Bir zamanlar sanat...
SALT Galata'daki "O Zamanlar Konuşuyorduk" sergisinde 90'lı yıllarda Türkiye'de düzenlenen üç serginin hikâyesi değerlendiriliyor.
SALT Galata, “O Zamanlar Konuşuyorduk” adlı ikinci “Açık Arşiv” projesinde, 90’lı yılların ilk yarısında Türkiye’de düzenlenen “Elli Numara/Anı Bellek II”, “GAR” ve “Küreselleşme- Devlet, Sefalet, Şiddet” sergilerinin hikâyeleri, dönemin belgeleri aracılığıyla yeniden değerlendiriliyor. Sezin Romi’nin proje sorumluluğunu üstlendiği sergi, dönemin sanatçılarının işbirliği ve fikir paylaşımı ile başlattığı, kurumsallaşmamış, beklentisiz sanat ortamını günümüze taşıyor.

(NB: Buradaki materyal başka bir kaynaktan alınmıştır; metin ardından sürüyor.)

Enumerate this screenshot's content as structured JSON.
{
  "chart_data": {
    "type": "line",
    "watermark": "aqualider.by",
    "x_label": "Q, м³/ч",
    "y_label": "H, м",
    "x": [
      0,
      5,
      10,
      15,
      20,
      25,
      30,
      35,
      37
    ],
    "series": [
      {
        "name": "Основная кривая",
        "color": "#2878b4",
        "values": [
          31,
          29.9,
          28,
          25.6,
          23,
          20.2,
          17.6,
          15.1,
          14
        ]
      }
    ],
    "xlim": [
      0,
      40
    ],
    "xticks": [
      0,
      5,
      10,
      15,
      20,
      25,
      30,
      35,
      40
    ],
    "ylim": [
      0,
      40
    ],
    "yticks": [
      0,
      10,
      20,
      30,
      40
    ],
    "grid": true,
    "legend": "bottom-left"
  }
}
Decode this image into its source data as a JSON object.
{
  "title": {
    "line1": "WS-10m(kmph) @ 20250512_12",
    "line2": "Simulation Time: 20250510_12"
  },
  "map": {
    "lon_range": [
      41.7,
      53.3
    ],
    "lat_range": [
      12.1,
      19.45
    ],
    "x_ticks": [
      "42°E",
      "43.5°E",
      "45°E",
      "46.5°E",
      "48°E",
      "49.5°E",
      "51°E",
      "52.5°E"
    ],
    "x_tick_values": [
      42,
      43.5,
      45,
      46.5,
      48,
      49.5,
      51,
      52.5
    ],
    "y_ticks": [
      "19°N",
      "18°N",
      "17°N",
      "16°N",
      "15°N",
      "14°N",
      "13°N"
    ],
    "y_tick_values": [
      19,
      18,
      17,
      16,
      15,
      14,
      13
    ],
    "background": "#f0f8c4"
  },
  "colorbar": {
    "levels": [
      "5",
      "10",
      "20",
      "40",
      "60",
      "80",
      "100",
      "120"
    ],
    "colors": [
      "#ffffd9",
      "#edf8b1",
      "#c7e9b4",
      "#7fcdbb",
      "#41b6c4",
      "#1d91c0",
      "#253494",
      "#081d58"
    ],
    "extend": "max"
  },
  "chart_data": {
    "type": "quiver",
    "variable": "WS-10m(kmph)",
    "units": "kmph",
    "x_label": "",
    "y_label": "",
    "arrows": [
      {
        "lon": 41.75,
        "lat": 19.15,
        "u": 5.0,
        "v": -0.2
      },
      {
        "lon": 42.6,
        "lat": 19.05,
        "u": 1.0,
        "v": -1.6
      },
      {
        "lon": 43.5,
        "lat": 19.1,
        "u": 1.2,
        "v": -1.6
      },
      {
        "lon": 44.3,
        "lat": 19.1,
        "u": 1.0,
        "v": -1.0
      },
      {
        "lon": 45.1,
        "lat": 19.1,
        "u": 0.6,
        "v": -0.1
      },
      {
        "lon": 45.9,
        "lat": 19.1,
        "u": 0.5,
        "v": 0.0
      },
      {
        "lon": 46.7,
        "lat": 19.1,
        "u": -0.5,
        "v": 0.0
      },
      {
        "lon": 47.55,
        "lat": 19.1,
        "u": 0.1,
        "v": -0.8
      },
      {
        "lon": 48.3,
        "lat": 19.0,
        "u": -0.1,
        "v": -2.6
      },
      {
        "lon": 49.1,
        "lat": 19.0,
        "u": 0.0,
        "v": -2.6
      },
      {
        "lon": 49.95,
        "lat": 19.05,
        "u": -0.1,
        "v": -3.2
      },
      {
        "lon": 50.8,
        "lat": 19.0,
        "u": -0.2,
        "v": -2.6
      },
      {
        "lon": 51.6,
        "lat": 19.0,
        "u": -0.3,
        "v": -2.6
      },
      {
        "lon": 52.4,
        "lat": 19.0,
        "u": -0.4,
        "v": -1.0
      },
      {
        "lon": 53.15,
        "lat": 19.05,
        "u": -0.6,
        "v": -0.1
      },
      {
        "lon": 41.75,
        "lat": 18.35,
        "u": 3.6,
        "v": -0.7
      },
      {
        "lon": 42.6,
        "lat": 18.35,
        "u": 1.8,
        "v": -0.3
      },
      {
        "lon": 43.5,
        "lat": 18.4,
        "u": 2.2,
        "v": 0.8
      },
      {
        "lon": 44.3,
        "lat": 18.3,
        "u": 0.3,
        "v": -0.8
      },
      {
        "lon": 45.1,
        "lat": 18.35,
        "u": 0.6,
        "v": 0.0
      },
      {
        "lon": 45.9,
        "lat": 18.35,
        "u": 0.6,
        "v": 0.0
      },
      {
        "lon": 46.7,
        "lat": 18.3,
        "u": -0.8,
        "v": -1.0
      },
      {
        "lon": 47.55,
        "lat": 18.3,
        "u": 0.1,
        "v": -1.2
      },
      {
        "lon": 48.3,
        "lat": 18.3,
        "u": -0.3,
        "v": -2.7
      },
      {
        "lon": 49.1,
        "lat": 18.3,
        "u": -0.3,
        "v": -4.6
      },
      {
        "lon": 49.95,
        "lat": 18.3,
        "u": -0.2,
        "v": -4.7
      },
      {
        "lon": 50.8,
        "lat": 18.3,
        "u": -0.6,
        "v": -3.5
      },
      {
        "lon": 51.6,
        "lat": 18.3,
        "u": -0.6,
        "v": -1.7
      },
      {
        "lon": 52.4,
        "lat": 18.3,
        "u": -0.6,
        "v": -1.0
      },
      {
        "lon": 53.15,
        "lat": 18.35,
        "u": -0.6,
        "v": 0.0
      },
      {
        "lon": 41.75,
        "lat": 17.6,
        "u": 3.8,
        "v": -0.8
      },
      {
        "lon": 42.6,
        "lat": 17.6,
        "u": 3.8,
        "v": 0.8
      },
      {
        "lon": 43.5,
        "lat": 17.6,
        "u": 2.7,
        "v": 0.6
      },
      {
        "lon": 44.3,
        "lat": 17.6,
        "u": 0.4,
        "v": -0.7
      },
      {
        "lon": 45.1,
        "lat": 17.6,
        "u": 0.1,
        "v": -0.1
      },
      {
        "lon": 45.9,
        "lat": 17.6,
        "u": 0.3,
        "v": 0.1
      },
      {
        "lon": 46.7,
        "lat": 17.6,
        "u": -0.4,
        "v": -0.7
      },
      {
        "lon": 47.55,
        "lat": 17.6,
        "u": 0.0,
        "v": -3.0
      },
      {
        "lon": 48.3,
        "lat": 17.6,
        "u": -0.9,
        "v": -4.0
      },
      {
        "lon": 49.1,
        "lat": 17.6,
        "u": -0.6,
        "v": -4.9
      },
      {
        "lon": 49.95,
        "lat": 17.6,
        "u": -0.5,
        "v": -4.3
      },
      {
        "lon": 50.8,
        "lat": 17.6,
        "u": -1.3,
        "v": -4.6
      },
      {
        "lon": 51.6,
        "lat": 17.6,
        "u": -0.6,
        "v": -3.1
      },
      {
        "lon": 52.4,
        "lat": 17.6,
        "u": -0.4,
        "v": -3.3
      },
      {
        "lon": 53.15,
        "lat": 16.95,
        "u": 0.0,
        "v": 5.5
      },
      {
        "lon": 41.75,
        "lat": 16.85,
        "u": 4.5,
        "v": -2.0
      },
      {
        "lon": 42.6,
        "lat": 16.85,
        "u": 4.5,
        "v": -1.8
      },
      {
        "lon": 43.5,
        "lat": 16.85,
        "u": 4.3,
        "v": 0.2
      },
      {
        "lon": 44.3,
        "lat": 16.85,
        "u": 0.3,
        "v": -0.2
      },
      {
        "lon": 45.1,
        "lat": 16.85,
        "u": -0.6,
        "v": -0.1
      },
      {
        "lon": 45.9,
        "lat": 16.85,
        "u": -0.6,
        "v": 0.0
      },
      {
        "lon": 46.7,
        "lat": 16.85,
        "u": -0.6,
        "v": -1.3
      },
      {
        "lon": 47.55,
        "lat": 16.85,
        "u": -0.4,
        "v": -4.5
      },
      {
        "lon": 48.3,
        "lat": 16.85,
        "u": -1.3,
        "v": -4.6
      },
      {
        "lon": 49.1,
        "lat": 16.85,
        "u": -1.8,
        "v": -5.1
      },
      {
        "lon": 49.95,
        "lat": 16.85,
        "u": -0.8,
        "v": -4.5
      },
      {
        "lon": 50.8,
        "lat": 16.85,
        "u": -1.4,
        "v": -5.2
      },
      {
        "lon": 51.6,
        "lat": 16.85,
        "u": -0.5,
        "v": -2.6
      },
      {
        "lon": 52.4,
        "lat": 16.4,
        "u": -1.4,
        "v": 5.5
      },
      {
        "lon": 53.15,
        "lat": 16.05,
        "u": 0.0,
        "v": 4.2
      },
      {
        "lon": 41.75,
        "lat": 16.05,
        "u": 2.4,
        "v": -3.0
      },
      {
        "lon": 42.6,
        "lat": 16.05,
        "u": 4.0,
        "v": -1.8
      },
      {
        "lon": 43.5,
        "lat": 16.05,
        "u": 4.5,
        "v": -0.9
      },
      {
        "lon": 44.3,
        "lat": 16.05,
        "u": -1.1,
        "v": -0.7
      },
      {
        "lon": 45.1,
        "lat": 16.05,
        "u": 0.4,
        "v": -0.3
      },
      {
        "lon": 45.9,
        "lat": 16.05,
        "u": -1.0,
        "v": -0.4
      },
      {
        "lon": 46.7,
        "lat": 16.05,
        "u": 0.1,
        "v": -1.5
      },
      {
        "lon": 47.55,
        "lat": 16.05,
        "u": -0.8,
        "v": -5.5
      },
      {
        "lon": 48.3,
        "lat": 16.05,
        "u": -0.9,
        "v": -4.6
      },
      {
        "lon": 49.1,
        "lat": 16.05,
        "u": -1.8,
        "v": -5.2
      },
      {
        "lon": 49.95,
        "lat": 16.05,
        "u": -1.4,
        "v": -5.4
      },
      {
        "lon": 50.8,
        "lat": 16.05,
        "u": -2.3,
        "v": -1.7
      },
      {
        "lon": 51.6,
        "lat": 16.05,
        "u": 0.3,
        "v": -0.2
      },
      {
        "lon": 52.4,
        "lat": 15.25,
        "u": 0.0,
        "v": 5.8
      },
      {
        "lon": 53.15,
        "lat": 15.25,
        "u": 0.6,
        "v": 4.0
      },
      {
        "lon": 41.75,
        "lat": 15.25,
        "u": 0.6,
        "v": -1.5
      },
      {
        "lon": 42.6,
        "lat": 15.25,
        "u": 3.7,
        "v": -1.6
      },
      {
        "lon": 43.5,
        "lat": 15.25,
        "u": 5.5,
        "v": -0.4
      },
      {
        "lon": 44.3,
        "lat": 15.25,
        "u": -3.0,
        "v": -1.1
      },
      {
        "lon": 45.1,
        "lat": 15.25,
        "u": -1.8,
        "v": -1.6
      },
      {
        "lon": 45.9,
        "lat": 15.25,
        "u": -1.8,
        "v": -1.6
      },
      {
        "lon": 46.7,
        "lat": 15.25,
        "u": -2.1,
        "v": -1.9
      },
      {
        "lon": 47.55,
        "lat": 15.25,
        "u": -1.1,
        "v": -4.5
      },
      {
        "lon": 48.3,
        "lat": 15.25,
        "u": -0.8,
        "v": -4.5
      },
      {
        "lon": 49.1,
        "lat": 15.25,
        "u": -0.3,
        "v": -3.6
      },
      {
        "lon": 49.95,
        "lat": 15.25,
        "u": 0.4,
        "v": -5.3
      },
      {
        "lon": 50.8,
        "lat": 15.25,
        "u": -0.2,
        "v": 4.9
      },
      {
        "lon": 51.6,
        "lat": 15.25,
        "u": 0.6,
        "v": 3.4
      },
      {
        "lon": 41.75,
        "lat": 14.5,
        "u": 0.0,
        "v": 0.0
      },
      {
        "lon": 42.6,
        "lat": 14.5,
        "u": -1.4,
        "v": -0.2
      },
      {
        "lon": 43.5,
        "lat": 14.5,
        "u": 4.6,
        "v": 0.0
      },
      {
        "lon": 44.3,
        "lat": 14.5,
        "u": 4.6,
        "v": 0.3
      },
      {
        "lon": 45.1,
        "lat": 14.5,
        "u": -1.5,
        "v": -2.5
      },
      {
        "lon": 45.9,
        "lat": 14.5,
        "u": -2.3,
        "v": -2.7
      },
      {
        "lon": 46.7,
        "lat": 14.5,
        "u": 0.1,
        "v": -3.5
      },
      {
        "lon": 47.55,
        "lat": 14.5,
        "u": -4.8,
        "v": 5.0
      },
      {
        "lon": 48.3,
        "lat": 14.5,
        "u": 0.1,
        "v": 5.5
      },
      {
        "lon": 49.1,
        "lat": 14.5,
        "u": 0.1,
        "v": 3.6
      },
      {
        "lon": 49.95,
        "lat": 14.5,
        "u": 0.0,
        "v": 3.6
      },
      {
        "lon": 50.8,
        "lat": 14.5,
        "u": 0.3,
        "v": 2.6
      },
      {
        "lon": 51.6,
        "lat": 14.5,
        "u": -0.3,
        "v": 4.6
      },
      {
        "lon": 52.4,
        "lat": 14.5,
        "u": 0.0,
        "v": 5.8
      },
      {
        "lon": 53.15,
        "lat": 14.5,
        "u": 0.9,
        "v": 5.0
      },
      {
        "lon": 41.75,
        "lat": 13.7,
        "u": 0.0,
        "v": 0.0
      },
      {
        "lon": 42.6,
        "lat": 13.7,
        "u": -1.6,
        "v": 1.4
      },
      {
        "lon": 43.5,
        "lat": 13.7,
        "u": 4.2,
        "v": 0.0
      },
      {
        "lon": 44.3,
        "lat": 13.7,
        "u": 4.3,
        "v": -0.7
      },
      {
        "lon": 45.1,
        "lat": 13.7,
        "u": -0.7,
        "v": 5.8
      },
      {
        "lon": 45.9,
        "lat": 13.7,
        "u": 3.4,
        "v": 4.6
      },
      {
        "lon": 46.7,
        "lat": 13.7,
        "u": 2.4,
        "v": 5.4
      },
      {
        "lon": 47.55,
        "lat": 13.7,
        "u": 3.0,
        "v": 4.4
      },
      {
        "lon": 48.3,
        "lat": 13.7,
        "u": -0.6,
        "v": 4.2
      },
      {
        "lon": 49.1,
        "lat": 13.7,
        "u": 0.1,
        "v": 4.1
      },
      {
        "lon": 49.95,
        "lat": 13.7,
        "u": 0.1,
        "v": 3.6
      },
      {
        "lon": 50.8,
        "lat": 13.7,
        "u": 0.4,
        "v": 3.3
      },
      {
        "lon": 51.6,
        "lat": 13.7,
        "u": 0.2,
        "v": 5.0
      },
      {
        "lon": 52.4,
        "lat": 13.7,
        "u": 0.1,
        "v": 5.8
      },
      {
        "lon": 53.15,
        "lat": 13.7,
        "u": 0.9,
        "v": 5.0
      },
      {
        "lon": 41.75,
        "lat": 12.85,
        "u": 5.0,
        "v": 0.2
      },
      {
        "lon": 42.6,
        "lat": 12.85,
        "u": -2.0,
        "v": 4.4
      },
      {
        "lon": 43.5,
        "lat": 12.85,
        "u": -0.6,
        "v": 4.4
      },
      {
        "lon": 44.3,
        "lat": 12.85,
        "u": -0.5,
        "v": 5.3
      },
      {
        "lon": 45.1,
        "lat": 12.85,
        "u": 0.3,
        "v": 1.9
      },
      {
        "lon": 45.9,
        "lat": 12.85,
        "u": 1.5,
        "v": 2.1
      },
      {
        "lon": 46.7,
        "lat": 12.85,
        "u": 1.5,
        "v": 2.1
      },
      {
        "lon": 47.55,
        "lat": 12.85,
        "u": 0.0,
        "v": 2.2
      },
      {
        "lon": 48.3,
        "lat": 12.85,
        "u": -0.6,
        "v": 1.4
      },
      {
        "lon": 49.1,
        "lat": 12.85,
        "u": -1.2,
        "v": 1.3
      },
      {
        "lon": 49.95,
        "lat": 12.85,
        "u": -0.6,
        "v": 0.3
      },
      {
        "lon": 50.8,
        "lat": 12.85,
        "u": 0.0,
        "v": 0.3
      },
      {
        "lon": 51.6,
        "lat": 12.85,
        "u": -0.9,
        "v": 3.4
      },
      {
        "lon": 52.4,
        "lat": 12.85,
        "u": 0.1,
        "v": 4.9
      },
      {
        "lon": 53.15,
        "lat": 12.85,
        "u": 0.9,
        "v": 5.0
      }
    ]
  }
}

“O Zamanlar Konuşuyorduk” sergisi, adından da anlaşılacağı gibi sanatın bir “konuşma biçimi” olduğunun altını çiziyor. Buradan yola çıkarak bugünün sanat ortamına eleştirel bir bakış getirilmesi ise söz konusu değil, “Zamanın ruhu” diyor Sezin Romi, “o zamanlar öyleydi.”
Sezin Romi, “Elli Numara/Anı Bellek II” sergisinin hikâyesini anlatarak başlıyor:
“1993 yılında, Vasıf Kortun küratörlüğünde Akaretler 50 numaralı binada düzenlenen sergi, Atatürk portresi, kara tahta gibi Cumhuriyet mitlerini ele alıyordu. Emre Zeytinoğlu, Eliza Proctor gibi isimlerin, sanat ile siyaset ilişkisini ele aldığı serginin afişinin üzerine, Demok-rat Partililerce, 14 Mayıs Demokrasi Bayramı’nda partinin afişi asılması nedeniyle sergi, düzenleyiciler ve sanatçıları tarafından sergi planlanandan önce kapatılmıştı.”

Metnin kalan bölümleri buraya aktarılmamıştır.